Walkthrough: refs, commits, branches, and tags¶
When developing in Bauplan, you always start by creating a new development branch from a source branch, like main
:
import bauplan
client = bauplan.Client()
client.create_branch('ciro.feature_xyz', from_ref='main')
Since nothing has changed in your development branch yet, both branches point to the same commit. You can verify that, and learn the get_commits
API:
my_branch_last_commit = client.get_commits(my_branch, limit=1)[0]
source_branch_last_commit = client.get_commits('main', limit=1)[0]
assert my_branch_last_commit.ref.hash == source_branch_last_commit.ref.hash
Now let’s run a pipeline on our branch. This pipeline materializes a table based on its parameter (so if run_id=1
you will find a table with that value), therefore generating a new commit:
run_1 = client.run(..., ref=my_branch, parameters={'run_id': 1})
The branch head now changed:
my_branch_run_1_commit = client.get_commits(my_branch, limit=1)[0]
assert my_branch_run_1_commit.ref.hash != source_branch_last_commit.ref.hash
Crucially, each commit records the job that generated it. This means you can always trace back which run created what data:
job_id_in_the_commit = my_branch_run_1_commit.properties['bpln_job_id']
assert job_id_in_the_commit == run_1.job_id
Let’s run the pipeline again with a different DAG parameter: this creates a new commit, since run_2
comes after run_1
on our branch:
run_2 = client.run(..., ref=my_branch, parameters={'run_id': 2})
Now if you query the materialized table, it will reflect the latest value:
rows = client.query(run_id_query, ref=my_branch).to_pylist()
assert rows == [{'run_id': 2}]
But you can just as easily query the previous state by passing the older commit (the object my_branch_run_1_commit
we got just after run 1):
rows = client.query(run_id_query, ref=my_branch_run_1_commit.ref).to_pylist()
assert rows == [{'run_id': 1}]
Tags: giving names to important commits¶
To simplify navigation, you can tag specific commits. For instance, we might want to mark a dataset version that passed compliance checks:
tag_1_ref = client.create_tag(my_compliance_dataset_tag, my_branch_run_1_commit.ref)
Now you can use the tag as a permanent reference in our operations, for example when querying:
target_tag = client.get_tag(my_compliance_dataset_tag)
rows = client.query(run_id_query, ref=target_tag).to_pylist()

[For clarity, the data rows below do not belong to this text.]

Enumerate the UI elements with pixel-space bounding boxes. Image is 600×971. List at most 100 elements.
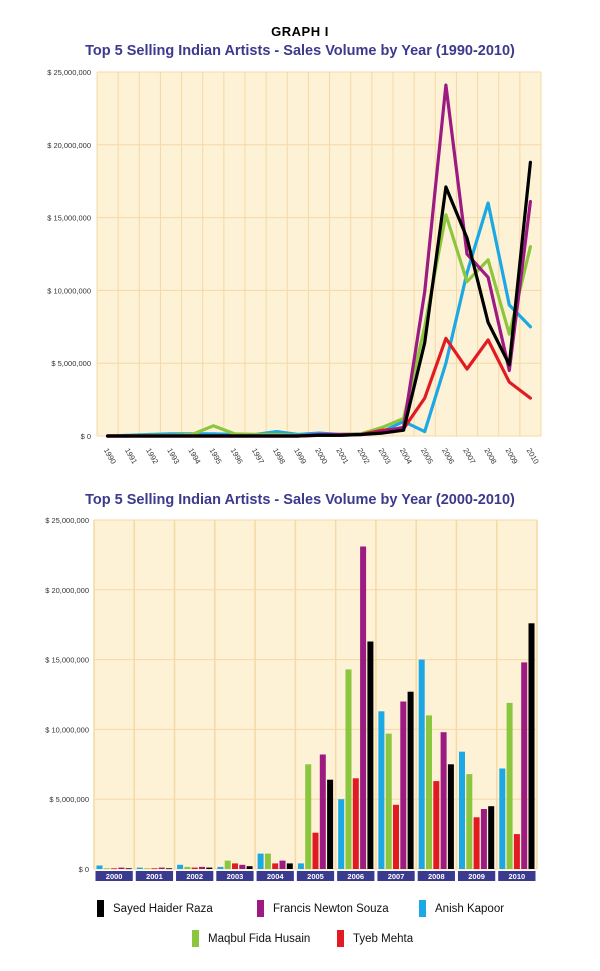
bar-tyeb-mehta-2007 [393, 804, 399, 869]
bar-anish-kapoor-2000 [96, 865, 103, 869]
bar-tyeb-mehta-2002 [191, 867, 198, 869]
bar-maqbul-fida-husain-2005 [305, 764, 312, 869]
bar-sayed-haider-raza-2004 [286, 863, 293, 869]
line-chart: $ 0 $ 5,000,000 $ 10,000,000 $ 15,000,000 $ … [47, 68, 542, 465]
bar-francis-newton-souza-2009 [480, 809, 487, 869]
year-band [498, 871, 536, 881]
bar-maqbul-fida-husain-2009 [466, 774, 473, 869]
y-tick-label: $ 5,000,000 [49, 795, 89, 804]
y-tick-label: $ 25,000,000 [45, 516, 89, 525]
bar-tyeb-mehta-2005 [312, 832, 319, 869]
bar-sayed-haider-raza-2009 [488, 806, 495, 869]
y-tick-label: $ 20,000,000 [47, 141, 91, 150]
bar-sayed-haider-raza-2000 [125, 868, 132, 870]
bar-francis-newton-souza-2008 [440, 732, 447, 869]
bar-sayed-haider-raza-2010 [528, 623, 535, 869]
bar-anish-kapoor-2005 [297, 863, 304, 869]
bar-maqbul-fida-husain-2003 [224, 860, 231, 869]
year-band [377, 871, 415, 881]
x-tick-label: 2007 [388, 872, 405, 881]
bar-tyeb-mehta-2008 [433, 781, 440, 869]
bar-maqbul-fida-husain-2001 [144, 868, 151, 870]
y-tick-label: $ 20,000,000 [45, 586, 89, 595]
bar-maqbul-fida-husain-2004 [264, 853, 271, 869]
x-tick-label: 2009 [468, 872, 485, 881]
bar-sayed-haider-raza-2005 [327, 779, 334, 869]
x-tick-label: 2008 [428, 872, 445, 881]
bar-francis-newton-souza-2004 [279, 860, 286, 869]
bar-sayed-haider-raza-2001 [166, 868, 172, 870]
year-band [135, 871, 174, 881]
year-band [256, 871, 294, 881]
bar-anish-kapoor-2003 [217, 866, 224, 869]
year-band [95, 871, 133, 881]
bar-francis-newton-souza-2007 [400, 701, 407, 869]
bar-francis-newton-souza-2001 [158, 867, 165, 869]
legend-item-souza: Francis Newton Souza [257, 900, 389, 917]
x-tick-label: 2000 [106, 872, 123, 881]
y-tick-label: $ 15,000,000 [45, 656, 89, 665]
x-tick-label: 2004 [267, 872, 285, 881]
x-tick-label: 2006 [347, 872, 364, 881]
bar-maqbul-fida-husain-2002 [184, 866, 191, 869]
y-tick-label: $ 25,000,000 [47, 68, 91, 77]
bar-francis-newton-souza-2002 [199, 866, 205, 869]
bar-anish-kapoor-2009 [459, 751, 465, 869]
bar-maqbul-fida-husain-2000 [103, 868, 110, 870]
bar-sayed-haider-raza-2002 [206, 867, 213, 869]
year-band [296, 871, 335, 881]
legend-item-kapoor: Anish Kapoor [419, 900, 504, 917]
y-tick-label: $ 10,000,000 [45, 725, 89, 734]
x-tick-label: 2001 [146, 872, 163, 881]
legend-swatch-mehta [337, 930, 344, 947]
year-band [457, 871, 496, 881]
bar-tyeb-mehta-2010 [513, 834, 520, 869]
bar-tyeb-mehta-2009 [473, 817, 480, 869]
series-line-sayed-haider-raza [105, 160, 533, 438]
bar-francis-newton-souza-2003 [239, 864, 246, 869]
bar-anish-kapoor-2006 [338, 799, 345, 869]
legend-label-kapoor: Anish Kapoor [435, 902, 505, 915]
bar-sayed-haider-raza-2008 [447, 764, 454, 869]
legend-label-husain: Maqbul Fida Husain [208, 932, 311, 945]
legend-swatch-husain [192, 930, 199, 947]
bar-anish-kapoor-2001 [136, 867, 143, 869]
legend-label-mehta: Tyeb Mehta [353, 932, 414, 945]
bar-anish-kapoor-2008 [418, 659, 425, 869]
legend-swatch-kapoor [419, 900, 426, 917]
bar-anish-kapoor-2007 [378, 711, 385, 869]
x-tick-label: 2003 [227, 872, 244, 881]
y-tick-label: $ 0 [81, 432, 91, 441]
bar-tyeb-mehta-2006 [352, 778, 359, 869]
x-tick-label: 2010 [509, 872, 526, 881]
legend-item-mehta: Tyeb Mehta [337, 930, 413, 947]
bar-francis-newton-souza-2006 [360, 546, 367, 869]
bar-anish-kapoor-2010 [499, 768, 506, 869]
bar-sayed-haider-raza-2007 [407, 691, 414, 869]
y-tick-label: $ 10,000,000 [47, 286, 91, 295]
legend-item-raza: Sayed Haider Raza [97, 900, 213, 917]
bar-anish-kapoor-2002 [177, 864, 184, 869]
y-tick-label: $ 5,000,000 [51, 359, 91, 368]
bar-tyeb-mehta-2000 [111, 868, 118, 870]
legend-label-souza: Francis Newton Souza [273, 902, 389, 915]
year-band [176, 871, 214, 881]
line-chart-title: Top 5 Selling Indian Artists - Sales Vol… [85, 43, 515, 59]
bar-francis-newton-souza-2010 [521, 662, 528, 869]
bar-tyeb-mehta-2001 [151, 868, 158, 870]
year-band [216, 871, 254, 881]
bar-francis-newton-souza-2000 [118, 867, 125, 869]
bar-maqbul-fida-husain-2007 [385, 733, 392, 869]
legend-label-raza: Sayed Haider Raza [113, 902, 213, 915]
y-tick-label: $ 15,000,000 [47, 214, 91, 223]
x-tick-label: 2005 [307, 872, 324, 881]
year-band [417, 871, 455, 881]
legend-swatch-souza [257, 900, 264, 917]
bar-tyeb-mehta-2004 [272, 863, 279, 869]
year-band [337, 871, 375, 881]
bar-maqbul-fida-husain-2010 [506, 702, 513, 869]
bar-anish-kapoor-2004 [257, 853, 264, 869]
bar-sayed-haider-raza-2003 [246, 866, 253, 869]
graph-label: GRAPH I [271, 24, 329, 39]
bar-chart-title: Top 5 Selling Indian Artists - Sales Vol… [85, 492, 515, 508]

assert rows == [{'run_id': 1}]
Who did what?¶
Since every commit is tracked, you can also filter by author to audit recent changes:
my_author_commit_history = client.get_commits(my_branch, filter_by_author_name=full_name, limit=5)
Inspecting Failed Runs¶
All runs are transactional by default: i.e. a pipeline run either succeeds and it’s on the branch, or fails and the branch is untouched. In practice, a temporary branch is created from the current branch and all the intermediate artifacts are materialized there — which we can easily check with our APIs:
failed_run = client.run(..., ref=my_branch, parameters={'something_that_fails_the_DAG': ...})
# This confirms the current branch still reflects the last successful run
assert client.query(run_id_query, ref=my_branch_name).to_pylist() == [{'run_id': 2}]
You can now inspect the failed run’s job metadata, logs, and any intermediate tables that were materialized:
logs = client.get_job_logs(job_id)
for log_line in logs:
print(f'[{log_line.stream.name}] {log_line.message}')
Reverting back in time¶
Suppose that we now decide that the original version — the one tagged as “compliant” — is the one we want. We can revert the table to that state with a simple API:
revert_ref = client.revert_table(
table=my_test_table_name,
source_ref=target_tag,
into_branch=my_branch_name,
# this commit will be added to the standard body for clarity!
commit_body=f'Revert to tag {my_compliance_dataset_tag}',
replace=True
)
You confirm it worked by querying the table again, and checking we got the table from the first run back:
rows = client.query(run_id_query, ref=my_branch_name).to_pylist()
assert rows == [{'run_id': 1}]
Just like that, we’ve reverted to a known-good state!